One wonders, as well, which nation will hold which balls at the end of the day. Ireland, e.g., will likely seek some 'ball relief' in return for an affirmative vote on any treaty modification. Their ELA and bank bond debts have been mentioned. On a bigger scale will France have to guarantee its banks as Ireland was forced to do or will Sarkozy manage to shed that obligation onto the EFSF or some other multilateral agency. While the total number of balls may not change in whose 'urn' they end up is not certain either.
In the news photos, Sarkozy and Merkel are always holding each other's balls.
Just an observation.
Unworthy of ZH.
This seems like a silly use of a simple application of uncertainty and probability. For example, the number of balls and the possible colors is know in the example. There is no equivalent certaintly about magnitudes, shades of color, or much else in the eurozone endgame.
Also, the Ellsberg paradox's simple formulation in the link gives only alternate profit opportunities, when in the real world you have a profit-loss calculation, which itself is more complex and engages cognitive biases.

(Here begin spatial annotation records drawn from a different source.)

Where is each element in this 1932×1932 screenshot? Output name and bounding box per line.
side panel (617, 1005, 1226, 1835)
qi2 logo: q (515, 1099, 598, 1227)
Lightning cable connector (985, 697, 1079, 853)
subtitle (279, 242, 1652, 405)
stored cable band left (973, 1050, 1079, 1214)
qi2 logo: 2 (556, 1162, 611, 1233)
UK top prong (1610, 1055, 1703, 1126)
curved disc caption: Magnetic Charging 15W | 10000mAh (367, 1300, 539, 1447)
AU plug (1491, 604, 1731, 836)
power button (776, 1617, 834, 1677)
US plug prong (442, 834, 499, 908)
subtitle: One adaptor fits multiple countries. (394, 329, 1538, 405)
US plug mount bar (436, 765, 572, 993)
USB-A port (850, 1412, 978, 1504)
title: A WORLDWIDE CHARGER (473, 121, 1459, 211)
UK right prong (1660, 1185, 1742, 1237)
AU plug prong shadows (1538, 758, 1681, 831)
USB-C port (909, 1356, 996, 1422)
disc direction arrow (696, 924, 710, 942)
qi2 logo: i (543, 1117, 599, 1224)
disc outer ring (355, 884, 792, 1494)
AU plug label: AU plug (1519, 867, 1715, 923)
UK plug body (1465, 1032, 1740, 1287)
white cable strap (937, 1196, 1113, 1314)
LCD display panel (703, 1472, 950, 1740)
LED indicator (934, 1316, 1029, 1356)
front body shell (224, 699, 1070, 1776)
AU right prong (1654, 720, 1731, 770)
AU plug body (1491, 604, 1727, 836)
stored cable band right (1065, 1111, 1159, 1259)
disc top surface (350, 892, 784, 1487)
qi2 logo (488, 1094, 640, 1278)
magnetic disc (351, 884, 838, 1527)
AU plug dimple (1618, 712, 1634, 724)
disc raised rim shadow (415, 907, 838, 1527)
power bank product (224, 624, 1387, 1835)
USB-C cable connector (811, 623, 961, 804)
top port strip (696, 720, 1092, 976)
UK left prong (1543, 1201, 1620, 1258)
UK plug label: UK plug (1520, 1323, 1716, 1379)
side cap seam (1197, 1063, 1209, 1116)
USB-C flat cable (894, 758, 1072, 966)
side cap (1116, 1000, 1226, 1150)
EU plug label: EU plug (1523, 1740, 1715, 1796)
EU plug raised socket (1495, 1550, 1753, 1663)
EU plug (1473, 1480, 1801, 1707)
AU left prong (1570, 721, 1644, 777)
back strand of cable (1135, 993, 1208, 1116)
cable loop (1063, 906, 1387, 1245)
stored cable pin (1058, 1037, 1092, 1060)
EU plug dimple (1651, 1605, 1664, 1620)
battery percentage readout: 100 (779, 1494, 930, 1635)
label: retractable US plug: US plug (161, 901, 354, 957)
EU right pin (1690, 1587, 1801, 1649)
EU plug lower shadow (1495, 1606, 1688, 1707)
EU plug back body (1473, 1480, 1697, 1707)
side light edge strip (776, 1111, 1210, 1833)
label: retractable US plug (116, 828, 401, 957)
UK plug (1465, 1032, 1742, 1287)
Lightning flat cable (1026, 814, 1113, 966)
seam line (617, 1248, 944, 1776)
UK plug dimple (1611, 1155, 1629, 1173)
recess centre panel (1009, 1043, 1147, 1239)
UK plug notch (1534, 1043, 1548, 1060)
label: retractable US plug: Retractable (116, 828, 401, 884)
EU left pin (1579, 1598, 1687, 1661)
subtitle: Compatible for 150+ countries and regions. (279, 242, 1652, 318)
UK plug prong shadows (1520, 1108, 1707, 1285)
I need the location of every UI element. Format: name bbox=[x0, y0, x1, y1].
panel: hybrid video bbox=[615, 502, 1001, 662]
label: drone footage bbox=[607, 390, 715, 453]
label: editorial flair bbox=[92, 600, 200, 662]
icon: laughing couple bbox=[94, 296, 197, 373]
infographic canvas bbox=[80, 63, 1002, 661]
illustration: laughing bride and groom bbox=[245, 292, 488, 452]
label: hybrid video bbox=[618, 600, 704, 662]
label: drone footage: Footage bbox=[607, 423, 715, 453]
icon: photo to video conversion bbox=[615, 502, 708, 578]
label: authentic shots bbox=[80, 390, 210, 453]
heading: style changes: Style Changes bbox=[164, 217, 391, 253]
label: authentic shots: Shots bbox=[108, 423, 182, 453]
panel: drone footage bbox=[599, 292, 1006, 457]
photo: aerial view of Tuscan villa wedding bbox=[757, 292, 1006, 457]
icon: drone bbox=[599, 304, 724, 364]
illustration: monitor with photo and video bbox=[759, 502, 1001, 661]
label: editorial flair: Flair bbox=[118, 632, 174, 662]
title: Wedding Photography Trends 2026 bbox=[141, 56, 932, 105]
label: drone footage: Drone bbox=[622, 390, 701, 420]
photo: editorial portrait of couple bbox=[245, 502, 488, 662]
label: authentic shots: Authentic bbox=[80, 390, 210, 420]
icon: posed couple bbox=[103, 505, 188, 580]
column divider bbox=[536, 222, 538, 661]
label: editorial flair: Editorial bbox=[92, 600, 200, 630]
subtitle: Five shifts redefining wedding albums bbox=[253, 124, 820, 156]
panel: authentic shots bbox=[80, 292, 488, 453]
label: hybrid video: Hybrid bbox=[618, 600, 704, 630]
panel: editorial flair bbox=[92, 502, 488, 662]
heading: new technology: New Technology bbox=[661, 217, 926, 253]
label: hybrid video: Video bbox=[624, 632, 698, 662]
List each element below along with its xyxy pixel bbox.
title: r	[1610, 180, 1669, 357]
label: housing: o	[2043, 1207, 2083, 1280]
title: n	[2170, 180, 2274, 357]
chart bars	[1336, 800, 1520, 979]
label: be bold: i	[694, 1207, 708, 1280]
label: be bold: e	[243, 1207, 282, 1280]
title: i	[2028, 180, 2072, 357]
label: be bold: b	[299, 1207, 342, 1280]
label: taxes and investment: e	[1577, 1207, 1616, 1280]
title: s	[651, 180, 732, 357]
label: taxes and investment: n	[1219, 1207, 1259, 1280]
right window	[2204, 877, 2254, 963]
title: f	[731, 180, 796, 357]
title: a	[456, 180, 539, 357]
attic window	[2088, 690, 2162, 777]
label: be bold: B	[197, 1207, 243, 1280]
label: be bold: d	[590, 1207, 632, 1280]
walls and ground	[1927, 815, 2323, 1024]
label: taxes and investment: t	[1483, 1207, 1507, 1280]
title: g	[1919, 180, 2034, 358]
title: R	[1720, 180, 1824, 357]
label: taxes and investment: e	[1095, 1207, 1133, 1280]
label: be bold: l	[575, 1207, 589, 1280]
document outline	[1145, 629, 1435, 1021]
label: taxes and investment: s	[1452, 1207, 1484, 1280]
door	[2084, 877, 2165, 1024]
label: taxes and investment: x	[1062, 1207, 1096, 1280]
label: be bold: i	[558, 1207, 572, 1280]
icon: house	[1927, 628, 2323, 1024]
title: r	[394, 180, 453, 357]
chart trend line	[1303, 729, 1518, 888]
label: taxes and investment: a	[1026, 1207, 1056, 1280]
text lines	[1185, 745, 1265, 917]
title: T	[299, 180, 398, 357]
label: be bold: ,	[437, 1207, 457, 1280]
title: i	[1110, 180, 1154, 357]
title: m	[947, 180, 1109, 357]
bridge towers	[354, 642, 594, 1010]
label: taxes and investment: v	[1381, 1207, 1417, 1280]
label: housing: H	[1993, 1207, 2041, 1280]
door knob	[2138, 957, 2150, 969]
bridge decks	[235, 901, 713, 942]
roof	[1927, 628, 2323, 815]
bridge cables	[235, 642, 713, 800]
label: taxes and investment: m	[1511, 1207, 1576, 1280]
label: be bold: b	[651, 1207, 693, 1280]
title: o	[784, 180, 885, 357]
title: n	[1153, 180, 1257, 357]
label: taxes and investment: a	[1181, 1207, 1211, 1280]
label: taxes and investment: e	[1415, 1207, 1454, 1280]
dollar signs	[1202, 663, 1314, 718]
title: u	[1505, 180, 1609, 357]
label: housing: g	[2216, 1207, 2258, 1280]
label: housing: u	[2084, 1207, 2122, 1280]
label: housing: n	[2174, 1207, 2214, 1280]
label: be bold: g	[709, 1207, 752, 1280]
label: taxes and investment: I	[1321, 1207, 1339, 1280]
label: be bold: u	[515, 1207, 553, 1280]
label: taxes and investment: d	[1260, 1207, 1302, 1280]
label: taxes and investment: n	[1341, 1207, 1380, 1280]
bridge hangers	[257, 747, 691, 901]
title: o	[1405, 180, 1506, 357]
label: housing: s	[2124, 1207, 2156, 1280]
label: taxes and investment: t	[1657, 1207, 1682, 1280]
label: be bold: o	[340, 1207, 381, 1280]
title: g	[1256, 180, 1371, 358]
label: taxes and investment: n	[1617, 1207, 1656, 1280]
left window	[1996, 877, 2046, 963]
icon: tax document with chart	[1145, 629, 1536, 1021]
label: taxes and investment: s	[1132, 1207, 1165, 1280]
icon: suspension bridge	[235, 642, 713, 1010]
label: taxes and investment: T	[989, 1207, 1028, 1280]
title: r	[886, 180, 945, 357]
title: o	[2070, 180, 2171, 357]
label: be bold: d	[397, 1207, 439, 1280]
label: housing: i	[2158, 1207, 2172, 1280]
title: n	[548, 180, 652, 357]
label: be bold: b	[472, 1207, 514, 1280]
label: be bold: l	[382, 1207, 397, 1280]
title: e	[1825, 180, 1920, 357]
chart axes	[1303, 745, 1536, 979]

Finally, the Ellsberg paradox has a fixed and known number of balls. The Eurozone (and worldwide) crisis will end in credit failure, but the route and timing depend on political decisions that have yet to be made.
So how is this a helpful tool of analysis?
The intent here is not to offer a literal analogy between balls and currency choices, but an insight into the irrational nature of human behavior. Nassim Taleb does the same thing with observations about our preference for choices that suppress short-term volatility even at the expense of fostering exagerated medium and long-term instability. See: http://jamesshinn.net/wp-content/uploads/2011/04/The-Black-Swan-of-Cairo...
Thank you, Mr. Whalen and Mr. Kotok -- this was a superb post.
I think the author's intent was not to provide a "helpful tool of analysis" but to show rather why meaningful analysis is impossible more than a few days or weeks out.
Thus, they're staying out of the game, because playing is too dangerous when you don't know the rules and can't guage the risks.
Always good advice.
Thanks. What you say is fair enough, and maybe that was edited out. But ZH's excerpts should include that extra paragraph (like yours) that relates the simple concepts to the infinitely-complex reality that we're all trying to figure out.
This might be the bit you were looking for: " in the unknown unknown Knightian realm, it is more dangerous to play. That is why we are underweight Europe. That is why we are avoiding the periphery."
As you say, it's always tricky relating simple models to infinite complexity. Also known as "Predictions are always tough, especially about the future."
The challenge then is not to "save Europe." Instead it is to develop a new framework that cnrystallizes the losses which are now all but certain, and provides a predictable framework going forward. In short, an insolvency proceeding, or bankruptcy if I can use the word in polite company.
Standing in the way are the banks. Each in turn is latching on to well-hidden teats (except when their starvation has become obvious to all and they must be euthanized).
The public should demand transparency rather than particular capital ratios. The marketplace would then punish the laggards.
Suppose you have no balls at all and just take all the shit the banksters feed you?
Isn't that basically the Republican Party platform (with a middle finger)? Or the Democratic Party platform (with a smile) for that matter?